The main changes to the existing shareholder directive are:
- A vote on director remuneration policy and annual pay reporting;
- The strengthening of shareholder rights and the facilitation of cross-border voting;
- A requirement for institutional investors to be more transparent about their engagement and voting activities;
- A requirement for proxy advisers to disclose certain key information about the preparation of their recommendation and advice; and
- The requirement for companies to be more transparent about related party transactions that are most likely to create risks for minority shareholders at the latest at the time of their conclusion.

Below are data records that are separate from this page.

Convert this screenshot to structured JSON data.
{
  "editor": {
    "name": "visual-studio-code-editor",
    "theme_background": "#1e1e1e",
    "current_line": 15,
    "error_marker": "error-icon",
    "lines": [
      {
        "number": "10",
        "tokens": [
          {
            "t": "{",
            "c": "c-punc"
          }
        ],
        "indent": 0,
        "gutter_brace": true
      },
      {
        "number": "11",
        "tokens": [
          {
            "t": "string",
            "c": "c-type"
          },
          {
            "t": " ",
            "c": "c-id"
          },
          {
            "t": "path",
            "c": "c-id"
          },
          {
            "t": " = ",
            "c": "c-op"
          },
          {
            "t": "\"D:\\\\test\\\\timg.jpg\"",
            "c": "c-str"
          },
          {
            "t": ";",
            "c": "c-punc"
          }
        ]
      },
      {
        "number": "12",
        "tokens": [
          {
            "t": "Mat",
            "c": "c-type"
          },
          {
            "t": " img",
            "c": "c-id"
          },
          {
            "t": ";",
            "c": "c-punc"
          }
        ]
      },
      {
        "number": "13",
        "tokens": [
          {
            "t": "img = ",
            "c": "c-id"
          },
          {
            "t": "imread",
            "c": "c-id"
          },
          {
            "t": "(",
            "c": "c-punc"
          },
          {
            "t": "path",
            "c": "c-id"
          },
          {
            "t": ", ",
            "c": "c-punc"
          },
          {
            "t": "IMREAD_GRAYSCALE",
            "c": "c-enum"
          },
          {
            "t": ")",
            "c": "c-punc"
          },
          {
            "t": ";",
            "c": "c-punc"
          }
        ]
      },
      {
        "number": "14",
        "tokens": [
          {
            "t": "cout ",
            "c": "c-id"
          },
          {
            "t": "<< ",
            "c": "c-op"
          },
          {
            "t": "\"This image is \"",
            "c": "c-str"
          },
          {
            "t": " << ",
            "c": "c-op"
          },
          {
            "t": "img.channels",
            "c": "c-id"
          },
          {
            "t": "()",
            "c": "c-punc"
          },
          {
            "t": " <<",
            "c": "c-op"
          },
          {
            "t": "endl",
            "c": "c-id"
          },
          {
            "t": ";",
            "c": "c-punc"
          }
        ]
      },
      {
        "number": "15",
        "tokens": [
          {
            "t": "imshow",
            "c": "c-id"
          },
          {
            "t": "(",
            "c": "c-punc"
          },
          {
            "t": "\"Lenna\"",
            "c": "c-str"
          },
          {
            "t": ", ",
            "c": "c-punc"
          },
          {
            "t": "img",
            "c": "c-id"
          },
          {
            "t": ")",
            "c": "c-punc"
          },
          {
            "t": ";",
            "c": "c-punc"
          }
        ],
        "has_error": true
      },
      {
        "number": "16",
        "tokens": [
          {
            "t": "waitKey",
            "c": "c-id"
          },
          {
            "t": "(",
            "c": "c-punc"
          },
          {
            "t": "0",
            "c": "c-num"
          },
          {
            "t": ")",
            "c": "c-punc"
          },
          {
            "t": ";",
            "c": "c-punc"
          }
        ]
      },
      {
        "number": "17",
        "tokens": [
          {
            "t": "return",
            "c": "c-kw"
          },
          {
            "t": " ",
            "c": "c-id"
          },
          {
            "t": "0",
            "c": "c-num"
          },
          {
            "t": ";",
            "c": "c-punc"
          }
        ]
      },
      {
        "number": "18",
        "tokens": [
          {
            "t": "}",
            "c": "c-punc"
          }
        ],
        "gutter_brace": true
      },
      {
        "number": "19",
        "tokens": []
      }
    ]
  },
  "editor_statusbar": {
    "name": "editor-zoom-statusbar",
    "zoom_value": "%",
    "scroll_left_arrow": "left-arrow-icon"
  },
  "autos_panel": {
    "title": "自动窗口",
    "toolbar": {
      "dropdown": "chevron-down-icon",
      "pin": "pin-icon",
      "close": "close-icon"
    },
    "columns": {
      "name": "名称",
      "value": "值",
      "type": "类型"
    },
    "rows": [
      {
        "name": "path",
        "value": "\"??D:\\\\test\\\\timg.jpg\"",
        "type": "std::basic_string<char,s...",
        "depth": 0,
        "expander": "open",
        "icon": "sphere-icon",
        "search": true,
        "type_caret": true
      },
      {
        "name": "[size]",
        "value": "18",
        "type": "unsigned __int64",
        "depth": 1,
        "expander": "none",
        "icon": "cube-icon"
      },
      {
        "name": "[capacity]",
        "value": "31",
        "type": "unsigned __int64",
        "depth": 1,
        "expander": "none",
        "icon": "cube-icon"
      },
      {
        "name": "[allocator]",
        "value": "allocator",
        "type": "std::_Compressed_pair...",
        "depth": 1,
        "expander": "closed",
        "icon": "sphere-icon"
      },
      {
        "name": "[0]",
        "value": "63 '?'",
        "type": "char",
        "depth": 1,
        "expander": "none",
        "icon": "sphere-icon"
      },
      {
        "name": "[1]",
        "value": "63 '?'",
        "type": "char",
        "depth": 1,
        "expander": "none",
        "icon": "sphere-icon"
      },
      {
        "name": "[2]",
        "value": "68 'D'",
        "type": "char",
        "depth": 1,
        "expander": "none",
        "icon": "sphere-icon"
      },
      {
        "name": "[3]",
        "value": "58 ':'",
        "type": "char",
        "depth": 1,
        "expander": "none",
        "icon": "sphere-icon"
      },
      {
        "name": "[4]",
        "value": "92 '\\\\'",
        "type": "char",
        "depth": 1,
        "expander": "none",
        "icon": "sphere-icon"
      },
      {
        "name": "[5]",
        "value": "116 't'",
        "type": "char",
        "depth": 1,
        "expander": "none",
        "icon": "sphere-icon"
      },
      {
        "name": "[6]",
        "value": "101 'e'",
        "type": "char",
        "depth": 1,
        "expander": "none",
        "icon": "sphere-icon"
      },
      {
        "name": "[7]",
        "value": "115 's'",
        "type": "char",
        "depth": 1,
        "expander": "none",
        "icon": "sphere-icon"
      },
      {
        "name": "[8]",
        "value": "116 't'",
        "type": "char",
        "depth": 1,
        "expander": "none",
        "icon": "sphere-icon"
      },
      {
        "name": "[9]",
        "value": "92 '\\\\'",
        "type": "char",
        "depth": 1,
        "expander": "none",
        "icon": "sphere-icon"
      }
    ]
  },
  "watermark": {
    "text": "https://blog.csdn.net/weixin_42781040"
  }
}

The European Commission, European Council and the EP’s Legal Affairs Committee reached a deal on the directive last December. The EP’s plenary session vote rubber stamped this agreement and the formal sign off by the Council will be its final hurdle.
Italian MEP Sergio Gaetano Cofferati, the rapporteur who steered the legislation through the parliament, said: “The agreement on the Shareholders’ Rights Directive approved by the EP plenary is very positive. The measures agreed upon will help to steer investments towards a more long-term oriented approach and will ensure more transparency for listed companies and investors.”
The European Commission said the revised directive was required after it was shown that many shortcomings in corporate governance of listed companies contributed to the 2008 financial crisis. These included deficiencies in the engagement and control by shareholders and high executive pay not justified by performance which has led to distrust.
The Commission added that the new rules aimed to contribute to the long-term sustainability of EU companies, enhance the efficiency of the chain of intermediaries and to encourage long-term shareholder engagement.
The two year timetable for implementation could be an issue for the UK which is about to trigger Article 50 which will allow it to negotiate to leave the EU. The negotiations for this also have a two-year deadline. While many of the requirements, such as the shareholder vote on director pay, are already part of UK law others, such as the proxy adviser rules, are not. However, these issues formed part of the government’s recent green paper on corporate governance. The consultation on this ended last month.